The extraction of place names (toponyms) from natural language text has received a lot of attention in recent years, but location is frequently described in more complex ways, often using other objects as reference points. Examples include: ‘The accident occurred opposite the Orewa Post Office, near the pedestrian crossing’ or ‘the sample was collected on the west bank of the Waikato River, about 3km upstream from Huntly’. These expressions can be vague, imprecise, underspecified, rely on access to information about other objects in the environment, and the semantics of spatial relations like ‘opposite’ and ‘on’ are still far from clear. Furthermore, many of these kinds of expressions are context sensitive, and aspects such as scale, geometry and type of geographic feature may influence the way the expression is understood.

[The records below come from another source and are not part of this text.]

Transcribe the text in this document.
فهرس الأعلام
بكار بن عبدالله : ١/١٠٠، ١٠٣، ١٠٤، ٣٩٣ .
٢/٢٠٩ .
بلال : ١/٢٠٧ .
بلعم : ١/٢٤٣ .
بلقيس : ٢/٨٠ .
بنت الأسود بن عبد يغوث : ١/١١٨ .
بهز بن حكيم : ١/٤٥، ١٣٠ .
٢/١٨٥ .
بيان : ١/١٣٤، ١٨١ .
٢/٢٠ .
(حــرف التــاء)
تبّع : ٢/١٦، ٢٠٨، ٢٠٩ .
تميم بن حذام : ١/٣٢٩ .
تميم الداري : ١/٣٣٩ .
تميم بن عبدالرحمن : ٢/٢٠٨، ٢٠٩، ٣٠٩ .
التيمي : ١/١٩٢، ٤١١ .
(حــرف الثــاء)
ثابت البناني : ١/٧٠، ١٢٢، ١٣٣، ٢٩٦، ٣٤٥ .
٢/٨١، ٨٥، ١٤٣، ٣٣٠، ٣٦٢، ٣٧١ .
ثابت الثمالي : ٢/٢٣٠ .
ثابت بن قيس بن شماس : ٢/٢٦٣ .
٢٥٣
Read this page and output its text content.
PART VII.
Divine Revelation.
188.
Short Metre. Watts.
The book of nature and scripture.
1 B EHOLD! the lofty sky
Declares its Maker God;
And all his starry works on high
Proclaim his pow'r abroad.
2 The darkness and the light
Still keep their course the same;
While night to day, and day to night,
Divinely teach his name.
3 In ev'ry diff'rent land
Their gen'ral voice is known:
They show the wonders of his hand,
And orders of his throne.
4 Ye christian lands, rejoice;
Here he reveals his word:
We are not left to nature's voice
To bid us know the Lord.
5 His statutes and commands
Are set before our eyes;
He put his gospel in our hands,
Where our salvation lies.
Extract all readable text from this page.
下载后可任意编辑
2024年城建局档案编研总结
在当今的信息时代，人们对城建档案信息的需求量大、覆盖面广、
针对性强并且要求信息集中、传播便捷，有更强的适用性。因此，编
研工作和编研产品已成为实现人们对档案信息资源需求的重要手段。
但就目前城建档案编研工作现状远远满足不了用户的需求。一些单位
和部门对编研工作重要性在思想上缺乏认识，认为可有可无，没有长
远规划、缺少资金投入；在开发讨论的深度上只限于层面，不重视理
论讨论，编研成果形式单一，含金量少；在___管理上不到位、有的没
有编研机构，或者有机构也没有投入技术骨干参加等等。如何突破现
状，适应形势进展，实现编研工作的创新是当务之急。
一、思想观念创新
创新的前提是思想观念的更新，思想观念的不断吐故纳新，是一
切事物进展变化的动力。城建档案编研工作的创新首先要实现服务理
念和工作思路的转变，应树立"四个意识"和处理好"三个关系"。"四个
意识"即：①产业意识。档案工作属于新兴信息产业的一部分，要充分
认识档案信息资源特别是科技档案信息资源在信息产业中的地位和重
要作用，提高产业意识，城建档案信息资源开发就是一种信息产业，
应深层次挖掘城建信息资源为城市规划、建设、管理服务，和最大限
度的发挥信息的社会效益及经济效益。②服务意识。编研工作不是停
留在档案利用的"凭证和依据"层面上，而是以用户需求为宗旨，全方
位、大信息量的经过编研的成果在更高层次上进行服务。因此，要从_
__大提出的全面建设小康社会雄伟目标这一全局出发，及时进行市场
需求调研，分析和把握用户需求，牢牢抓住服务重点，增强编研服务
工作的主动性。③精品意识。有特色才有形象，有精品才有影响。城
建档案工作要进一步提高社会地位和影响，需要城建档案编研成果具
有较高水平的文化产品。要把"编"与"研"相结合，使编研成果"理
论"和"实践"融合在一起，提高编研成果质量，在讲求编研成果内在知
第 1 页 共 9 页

Both machine learning and rule-based approaches have been developed to try to firstly parse expressions of this kind, and secondly to determine the geographic location that the expression refers to. Several relevant projects will be discussed, including the development of a semantic rather than syntactic approach to parsing geographic location descriptions; the creation of a manually annotated training set of geographic language; the challenges highlighted from human descriptions of location in the emergency services context; the interpretation and geocoding of descriptions of flora and fauna specimen collections; the development of models of spatial relations using social media data and the use of instance-based learning to interpret complex location descriptions.